Promo Spending Falls

Posted on by Chief Marketer Staff

Packaged goods companies have shifted $12 billion to trade promotion from consumer marketing since 1997, despite their intentions to cut trade spending. In fact, more marketers than ever – 93 percent – rate trade promotion inefficiency as their biggest concern. And 78 percent of retailers call inefficiency a very or extremely important issue, according to Cannondale Associates’ 1999 Trade Promotion study.

So what gives? “As trade spending goes up, of course concern over its efficiency goes up, too,” says Cannondale consultant Sven Risom.

The study concludes that trade spending is up for four reasons. Consolidation makes for bigger, smarter retailers. Fiercer competition forces chains to differentiate more. Technology (especially frequent-shopper cards) lets retailers analyze consumer dynamics. And shopper loyalty is waning.

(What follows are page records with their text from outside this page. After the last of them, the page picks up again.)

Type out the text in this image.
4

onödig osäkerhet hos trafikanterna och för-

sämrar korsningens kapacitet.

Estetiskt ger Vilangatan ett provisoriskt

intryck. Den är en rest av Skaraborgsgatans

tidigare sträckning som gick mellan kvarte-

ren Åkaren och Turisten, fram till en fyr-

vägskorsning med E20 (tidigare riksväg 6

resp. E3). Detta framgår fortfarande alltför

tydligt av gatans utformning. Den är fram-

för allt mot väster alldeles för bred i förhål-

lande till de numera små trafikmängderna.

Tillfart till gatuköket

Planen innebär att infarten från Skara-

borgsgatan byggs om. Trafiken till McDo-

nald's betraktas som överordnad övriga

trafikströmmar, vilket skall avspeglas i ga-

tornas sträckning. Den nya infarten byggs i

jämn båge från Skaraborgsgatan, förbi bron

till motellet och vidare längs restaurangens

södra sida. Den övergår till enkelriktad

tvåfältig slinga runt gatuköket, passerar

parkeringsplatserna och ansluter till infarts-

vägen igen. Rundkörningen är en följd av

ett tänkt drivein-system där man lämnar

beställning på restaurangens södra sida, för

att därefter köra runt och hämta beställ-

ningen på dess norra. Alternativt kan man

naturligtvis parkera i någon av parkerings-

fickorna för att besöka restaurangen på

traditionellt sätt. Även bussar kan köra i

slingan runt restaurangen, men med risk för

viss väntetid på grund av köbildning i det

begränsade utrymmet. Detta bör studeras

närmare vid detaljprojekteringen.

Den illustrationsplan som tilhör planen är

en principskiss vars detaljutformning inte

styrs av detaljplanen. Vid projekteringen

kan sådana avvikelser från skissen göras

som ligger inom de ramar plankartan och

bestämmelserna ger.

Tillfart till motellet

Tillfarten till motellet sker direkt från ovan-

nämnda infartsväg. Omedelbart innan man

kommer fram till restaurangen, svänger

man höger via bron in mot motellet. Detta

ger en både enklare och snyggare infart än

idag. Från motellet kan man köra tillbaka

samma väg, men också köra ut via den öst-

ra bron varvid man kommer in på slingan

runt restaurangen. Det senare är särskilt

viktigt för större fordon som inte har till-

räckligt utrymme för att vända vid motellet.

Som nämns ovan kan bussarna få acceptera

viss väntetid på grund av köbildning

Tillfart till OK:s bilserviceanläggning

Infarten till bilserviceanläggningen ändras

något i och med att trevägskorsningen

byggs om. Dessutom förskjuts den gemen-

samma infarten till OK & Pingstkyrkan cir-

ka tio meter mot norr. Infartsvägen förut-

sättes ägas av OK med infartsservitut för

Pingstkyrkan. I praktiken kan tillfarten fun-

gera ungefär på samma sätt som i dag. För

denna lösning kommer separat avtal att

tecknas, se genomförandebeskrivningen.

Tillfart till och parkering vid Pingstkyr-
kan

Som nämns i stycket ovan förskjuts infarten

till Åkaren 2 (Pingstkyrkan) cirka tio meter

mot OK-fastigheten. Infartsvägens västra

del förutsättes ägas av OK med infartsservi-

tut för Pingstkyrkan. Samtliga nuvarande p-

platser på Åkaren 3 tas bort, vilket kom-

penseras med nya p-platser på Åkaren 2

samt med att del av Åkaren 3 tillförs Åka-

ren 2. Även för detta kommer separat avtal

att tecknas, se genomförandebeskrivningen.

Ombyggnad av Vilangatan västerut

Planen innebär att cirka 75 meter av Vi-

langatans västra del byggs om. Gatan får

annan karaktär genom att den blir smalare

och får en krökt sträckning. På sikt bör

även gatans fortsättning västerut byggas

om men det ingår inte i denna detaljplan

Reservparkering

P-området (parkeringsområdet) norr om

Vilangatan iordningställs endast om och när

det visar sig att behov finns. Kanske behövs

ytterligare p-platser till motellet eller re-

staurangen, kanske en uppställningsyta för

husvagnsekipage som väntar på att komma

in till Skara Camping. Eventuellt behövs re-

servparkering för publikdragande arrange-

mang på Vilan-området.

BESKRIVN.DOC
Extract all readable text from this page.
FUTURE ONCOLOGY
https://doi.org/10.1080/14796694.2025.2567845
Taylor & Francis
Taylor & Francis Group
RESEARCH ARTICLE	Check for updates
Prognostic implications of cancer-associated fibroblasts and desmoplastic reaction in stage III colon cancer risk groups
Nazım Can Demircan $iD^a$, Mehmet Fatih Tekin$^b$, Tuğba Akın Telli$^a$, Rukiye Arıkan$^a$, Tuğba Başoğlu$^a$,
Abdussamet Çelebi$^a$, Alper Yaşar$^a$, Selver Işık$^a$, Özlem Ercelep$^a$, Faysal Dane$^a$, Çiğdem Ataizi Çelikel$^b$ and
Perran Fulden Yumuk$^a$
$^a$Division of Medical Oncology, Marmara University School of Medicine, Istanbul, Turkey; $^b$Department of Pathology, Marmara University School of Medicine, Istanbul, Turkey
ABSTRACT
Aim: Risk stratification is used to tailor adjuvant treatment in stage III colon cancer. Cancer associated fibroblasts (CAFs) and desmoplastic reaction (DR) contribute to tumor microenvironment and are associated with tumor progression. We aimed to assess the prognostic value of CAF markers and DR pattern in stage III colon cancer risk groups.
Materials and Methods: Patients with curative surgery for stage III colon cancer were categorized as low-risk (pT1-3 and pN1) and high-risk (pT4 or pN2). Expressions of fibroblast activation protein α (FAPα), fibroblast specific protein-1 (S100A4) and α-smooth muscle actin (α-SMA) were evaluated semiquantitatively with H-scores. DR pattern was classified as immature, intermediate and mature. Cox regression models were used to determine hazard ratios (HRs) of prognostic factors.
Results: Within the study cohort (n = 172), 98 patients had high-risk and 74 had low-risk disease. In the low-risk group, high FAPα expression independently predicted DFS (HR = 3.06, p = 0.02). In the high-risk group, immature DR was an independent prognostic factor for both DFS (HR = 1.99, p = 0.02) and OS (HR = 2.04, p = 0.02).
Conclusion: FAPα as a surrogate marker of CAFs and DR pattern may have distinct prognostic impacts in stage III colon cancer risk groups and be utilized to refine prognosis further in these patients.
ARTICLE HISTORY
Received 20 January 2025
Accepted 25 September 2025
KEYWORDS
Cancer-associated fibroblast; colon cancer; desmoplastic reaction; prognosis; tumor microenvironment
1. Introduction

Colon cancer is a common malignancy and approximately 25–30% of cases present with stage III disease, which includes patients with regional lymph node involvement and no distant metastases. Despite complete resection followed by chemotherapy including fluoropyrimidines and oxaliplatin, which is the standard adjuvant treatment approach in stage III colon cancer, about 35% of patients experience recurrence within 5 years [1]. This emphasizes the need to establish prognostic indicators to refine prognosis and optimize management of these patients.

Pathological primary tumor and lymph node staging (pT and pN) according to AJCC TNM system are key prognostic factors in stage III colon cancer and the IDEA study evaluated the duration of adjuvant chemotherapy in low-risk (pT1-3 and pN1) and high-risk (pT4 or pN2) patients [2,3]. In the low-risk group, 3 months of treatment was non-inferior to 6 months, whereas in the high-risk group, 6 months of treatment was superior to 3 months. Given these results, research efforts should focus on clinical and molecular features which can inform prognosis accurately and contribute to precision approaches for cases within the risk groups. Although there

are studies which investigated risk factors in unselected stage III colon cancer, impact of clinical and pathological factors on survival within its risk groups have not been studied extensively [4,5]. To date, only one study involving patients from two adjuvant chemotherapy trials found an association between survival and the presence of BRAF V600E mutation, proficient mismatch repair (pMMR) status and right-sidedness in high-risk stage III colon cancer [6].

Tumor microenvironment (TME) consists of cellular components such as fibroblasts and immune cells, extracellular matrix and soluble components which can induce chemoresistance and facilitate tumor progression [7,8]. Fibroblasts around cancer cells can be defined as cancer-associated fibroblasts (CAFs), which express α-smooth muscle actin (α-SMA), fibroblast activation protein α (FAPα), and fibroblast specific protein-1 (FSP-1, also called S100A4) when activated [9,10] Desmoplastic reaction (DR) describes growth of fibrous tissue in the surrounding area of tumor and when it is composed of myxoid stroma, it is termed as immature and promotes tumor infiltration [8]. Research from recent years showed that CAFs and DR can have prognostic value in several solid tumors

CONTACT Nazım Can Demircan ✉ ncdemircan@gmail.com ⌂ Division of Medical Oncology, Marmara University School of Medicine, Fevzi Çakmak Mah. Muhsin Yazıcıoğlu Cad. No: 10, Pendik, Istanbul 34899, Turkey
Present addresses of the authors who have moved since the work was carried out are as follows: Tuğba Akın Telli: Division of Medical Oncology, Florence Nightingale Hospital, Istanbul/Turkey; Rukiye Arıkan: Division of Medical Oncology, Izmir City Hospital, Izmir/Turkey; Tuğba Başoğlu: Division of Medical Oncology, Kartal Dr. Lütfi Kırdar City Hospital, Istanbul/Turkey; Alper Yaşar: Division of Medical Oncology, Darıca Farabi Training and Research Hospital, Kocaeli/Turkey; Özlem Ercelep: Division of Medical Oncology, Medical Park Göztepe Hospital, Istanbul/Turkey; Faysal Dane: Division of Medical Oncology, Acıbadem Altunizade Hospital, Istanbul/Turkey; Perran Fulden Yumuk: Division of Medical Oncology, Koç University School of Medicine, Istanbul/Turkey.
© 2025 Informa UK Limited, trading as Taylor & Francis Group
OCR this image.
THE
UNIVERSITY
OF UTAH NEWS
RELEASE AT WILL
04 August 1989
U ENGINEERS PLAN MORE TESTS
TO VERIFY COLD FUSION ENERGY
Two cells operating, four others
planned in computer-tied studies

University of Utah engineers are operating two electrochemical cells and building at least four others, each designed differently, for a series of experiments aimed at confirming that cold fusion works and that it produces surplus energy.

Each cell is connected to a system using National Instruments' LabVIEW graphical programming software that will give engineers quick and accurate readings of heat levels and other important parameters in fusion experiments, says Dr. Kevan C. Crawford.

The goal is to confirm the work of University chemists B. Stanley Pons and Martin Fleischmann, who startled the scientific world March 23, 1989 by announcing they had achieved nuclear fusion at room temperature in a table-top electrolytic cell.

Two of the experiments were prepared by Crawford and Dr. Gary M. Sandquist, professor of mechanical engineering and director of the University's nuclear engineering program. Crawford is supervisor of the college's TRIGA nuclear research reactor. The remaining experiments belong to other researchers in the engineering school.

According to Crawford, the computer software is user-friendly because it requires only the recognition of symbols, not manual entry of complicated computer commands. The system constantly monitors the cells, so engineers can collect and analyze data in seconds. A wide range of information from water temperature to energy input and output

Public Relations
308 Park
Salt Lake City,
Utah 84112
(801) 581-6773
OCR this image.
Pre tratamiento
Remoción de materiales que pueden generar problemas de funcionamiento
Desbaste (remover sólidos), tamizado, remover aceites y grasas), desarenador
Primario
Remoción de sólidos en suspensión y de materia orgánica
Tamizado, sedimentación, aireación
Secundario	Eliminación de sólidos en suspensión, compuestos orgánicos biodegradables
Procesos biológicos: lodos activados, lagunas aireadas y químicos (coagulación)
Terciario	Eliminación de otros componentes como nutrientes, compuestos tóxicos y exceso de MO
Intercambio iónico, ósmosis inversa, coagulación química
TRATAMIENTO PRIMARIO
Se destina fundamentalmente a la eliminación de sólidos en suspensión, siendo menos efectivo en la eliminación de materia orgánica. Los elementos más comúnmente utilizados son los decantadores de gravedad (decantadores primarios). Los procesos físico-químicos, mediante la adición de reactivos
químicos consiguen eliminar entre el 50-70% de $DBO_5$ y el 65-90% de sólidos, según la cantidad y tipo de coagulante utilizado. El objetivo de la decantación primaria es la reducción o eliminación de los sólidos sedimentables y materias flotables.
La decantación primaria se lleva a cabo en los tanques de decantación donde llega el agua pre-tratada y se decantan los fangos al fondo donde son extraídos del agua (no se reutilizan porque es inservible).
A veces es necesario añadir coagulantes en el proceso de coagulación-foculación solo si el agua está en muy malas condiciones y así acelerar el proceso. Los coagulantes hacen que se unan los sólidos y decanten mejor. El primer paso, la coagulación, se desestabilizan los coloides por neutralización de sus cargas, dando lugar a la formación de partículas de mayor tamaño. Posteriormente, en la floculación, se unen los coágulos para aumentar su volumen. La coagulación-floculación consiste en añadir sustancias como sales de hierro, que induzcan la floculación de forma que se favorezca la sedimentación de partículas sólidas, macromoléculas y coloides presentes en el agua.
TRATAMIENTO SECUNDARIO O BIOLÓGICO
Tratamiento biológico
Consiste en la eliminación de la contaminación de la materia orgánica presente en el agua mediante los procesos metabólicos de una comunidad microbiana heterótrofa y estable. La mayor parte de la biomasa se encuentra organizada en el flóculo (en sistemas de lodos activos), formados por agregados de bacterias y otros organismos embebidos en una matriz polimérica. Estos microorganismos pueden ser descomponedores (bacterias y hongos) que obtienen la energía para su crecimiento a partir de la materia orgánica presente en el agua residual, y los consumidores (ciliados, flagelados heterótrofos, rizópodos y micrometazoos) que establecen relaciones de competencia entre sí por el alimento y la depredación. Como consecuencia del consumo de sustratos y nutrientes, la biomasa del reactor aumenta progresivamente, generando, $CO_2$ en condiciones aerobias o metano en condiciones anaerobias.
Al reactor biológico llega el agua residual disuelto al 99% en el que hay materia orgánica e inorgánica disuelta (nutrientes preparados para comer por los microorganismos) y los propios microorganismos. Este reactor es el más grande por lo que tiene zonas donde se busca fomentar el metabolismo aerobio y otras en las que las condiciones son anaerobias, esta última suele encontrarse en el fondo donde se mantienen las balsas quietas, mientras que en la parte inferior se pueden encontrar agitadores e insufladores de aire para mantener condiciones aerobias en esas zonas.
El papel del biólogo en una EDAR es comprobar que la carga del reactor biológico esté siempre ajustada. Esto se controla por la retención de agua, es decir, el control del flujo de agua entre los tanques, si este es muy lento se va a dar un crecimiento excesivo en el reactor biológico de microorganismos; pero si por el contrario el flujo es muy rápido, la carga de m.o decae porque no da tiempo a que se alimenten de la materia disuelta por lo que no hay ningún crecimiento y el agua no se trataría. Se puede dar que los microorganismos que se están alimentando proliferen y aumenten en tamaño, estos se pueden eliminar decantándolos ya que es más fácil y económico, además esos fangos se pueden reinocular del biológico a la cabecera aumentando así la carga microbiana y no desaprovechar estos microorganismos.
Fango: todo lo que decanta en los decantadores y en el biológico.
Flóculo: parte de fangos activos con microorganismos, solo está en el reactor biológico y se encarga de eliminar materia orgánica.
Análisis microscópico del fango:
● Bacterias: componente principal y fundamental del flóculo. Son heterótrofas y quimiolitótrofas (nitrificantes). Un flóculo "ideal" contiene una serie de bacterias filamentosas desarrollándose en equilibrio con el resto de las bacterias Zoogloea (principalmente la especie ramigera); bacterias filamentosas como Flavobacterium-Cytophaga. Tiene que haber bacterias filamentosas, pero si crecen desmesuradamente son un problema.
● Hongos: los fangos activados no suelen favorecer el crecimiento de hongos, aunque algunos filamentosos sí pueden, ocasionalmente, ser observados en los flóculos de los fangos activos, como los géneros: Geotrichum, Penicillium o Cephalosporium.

With money funneled away from consumer spending, brand equity is eroding. Cannondale recommends marketers add equity to their basic equation of efficiency and effectiveness, and use frequent-shopper data to measure how trade promos help or harm brand equity.

“Trade promotion continues to be a critical investment to get products merchandised well,” Risom explains. “You want to spend money against your most profitable consumers. You can use loyalty-card data to measure purchases and then tailor trade promotion tactics to different consumer groups. You can’t do that with traditional feature and display.”